Fundamentally, this is because the huge disparities that exist between the economic poor and the elites in our societies undermine the very concept of democratic governance. Those that have economic and political power dominate the representative process and through processes of democracy and in the name of development continue to perpetuate their own power and dominance, defending the economic, cultural, educational, social and political structures and systems that protect their interests at the expense of cultural pluralities, ecologies and diversities.

This hegemonic process articulates and thereby imposes the dominate pattern of development and democracy as the only relevant pattern and the only one to be followed, ignoring the huge costs to the majority of the world who remain unrepresented and marginalized by the national and global governance systems. It is not surprising then that across much of the world, communities are redefining democracy whether by defying it, or deepening it, or by defending the community from its corrosive influence by asserting greater autonomy from it.
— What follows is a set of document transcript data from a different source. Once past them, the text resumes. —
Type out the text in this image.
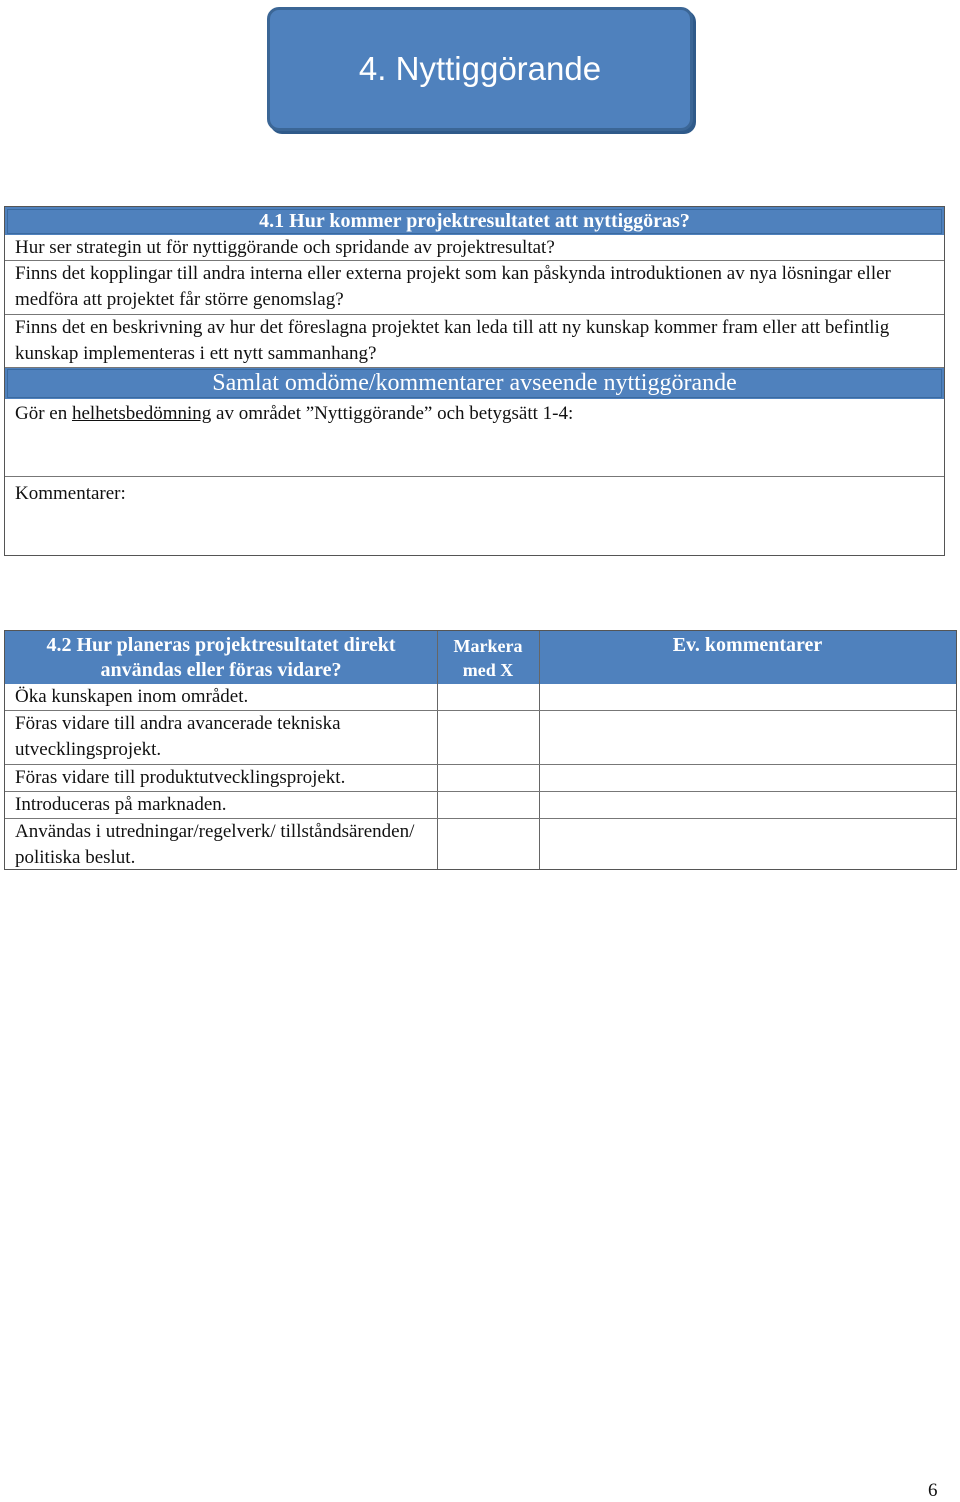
4. Nyttiggörande
4.1 Hur kommer projektresultatet att nyttiggöras?
Hur ser strategin ut för nyttiggörande och spridande av projektresultat?
Finns det kopplingar till andra interna eller externa projekt som kan påskynda introduktionen av nya lösningar eller medföra att projektet får större genomslag?
Finns det en beskrivning av hur det föreslagna projektet kan leda till att ny kunskap kommer fram eller att befintlig kunskap implementeras i ett nytt sammanhang?
Samlat omdöme/kommentarer avseende nyttiggörande
Gör en helhetsbedömning av området ”Nyttiggörande” och betygsätt 1-4:
Kommentarer:
4.2 Hur planeras projektresultatet direkt användas eller föras vidare?
Markera med X
Ev. kommentarer
Öka kunskapen inom området.
Föras vidare till andra avancerade tekniska utvecklingsprojekt.
Föras vidare till produktutvecklingsprojekt.
Introduceras på marknaden.
Användas i utredningar/regelverk/ tillståndsärenden/ politiska beslut.
6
Violence, then, in its manifold manifestations is inherent in the current patterns of development. It cannot be dealt with by safety nets and superficial solutions, or by palliatives such as micro-credit schemes, capacity building workshops, etc. These development programmes and projects, however well designed, fail to address the causes of the violence, the destruction of nature and culture and of plural ways of knowing, being and doing, the inadequacies of the dominant democratic process, the inequality of access to resources and spaces for expression. Across the world, local communities, urban and rural groups and social movements are emerging at thousands of sites to respond to the manifold violence that they experience. From Chiapas in southern Mexico to the valleys of the Narmada river in India, from the World Social Forum to the United Nations Forum on Indigenous Peoples, their representatives are highlighting this violence and exclusion, and asserting their own way of being in the face of the homogenization, standardization and violence in their daily lives.
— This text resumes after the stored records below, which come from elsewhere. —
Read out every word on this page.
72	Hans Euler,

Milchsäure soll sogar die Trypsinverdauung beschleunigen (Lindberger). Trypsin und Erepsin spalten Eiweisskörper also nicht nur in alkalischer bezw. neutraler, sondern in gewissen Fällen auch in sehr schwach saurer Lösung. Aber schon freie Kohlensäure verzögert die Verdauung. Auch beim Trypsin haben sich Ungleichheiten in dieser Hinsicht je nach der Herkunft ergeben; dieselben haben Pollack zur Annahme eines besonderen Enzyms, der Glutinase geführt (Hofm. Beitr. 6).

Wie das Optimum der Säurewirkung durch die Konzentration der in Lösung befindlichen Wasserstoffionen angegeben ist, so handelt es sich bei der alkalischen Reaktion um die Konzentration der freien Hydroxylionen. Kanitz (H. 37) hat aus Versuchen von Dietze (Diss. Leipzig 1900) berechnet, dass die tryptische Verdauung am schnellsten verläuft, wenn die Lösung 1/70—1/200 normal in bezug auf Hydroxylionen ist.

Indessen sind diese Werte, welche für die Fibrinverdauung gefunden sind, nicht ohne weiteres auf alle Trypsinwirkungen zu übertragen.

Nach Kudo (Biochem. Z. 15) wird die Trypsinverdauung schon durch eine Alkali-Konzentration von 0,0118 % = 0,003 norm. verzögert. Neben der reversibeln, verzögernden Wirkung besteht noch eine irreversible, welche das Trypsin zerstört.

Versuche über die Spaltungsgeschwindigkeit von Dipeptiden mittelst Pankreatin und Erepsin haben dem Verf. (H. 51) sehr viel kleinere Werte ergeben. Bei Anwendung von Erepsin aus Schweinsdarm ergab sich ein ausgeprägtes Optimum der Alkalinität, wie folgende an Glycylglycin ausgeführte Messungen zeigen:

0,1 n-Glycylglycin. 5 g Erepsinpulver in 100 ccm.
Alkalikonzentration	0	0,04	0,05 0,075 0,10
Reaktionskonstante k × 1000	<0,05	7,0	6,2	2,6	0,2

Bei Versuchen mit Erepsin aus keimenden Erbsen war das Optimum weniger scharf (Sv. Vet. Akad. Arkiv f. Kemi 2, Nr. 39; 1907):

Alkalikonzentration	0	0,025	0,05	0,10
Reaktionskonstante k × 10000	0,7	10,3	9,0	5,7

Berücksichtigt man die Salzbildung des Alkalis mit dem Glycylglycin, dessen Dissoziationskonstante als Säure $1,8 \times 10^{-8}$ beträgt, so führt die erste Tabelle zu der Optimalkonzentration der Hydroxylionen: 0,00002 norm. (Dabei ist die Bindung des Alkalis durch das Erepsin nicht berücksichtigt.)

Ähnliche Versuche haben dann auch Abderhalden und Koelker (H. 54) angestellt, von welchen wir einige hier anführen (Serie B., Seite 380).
While acknowledging, even celebrating the innovation and strength of these movements, it is important not to instrumentalize them, presuming to select and appropriate from their experience and knowledge in order to improve other lives. Instead, we need to recognize the lessons they highlight and the numerous possibilities they open up, recognizing also that in the face of dominant economic and political power, they remain fragile and vulnerable. Often they are responses to desperate needs. It is important to work collectively together, to form creative alliances and networks respecting the many different needs and therefore ways of organizing livelihoods, production systems and social structures to create more secure and culturally richer lives, and above all in harmony with this fragile planet, our only home.

In this last goal, we have to recognize that it is important not only to support the pluralities of living but also to challenge the primacy we have given to materialism over all other forms of human action and expression. The dominant and dominating pursuit of material wealth has negated more comprehensive value systems. As the articles in this issue demonstrate so clearly, the challenge is not to regulate and reform development and the pursuit of economic growth, but to transform them so that we can all live in harmony and justice with the richness and diversities of all cultural and life forms.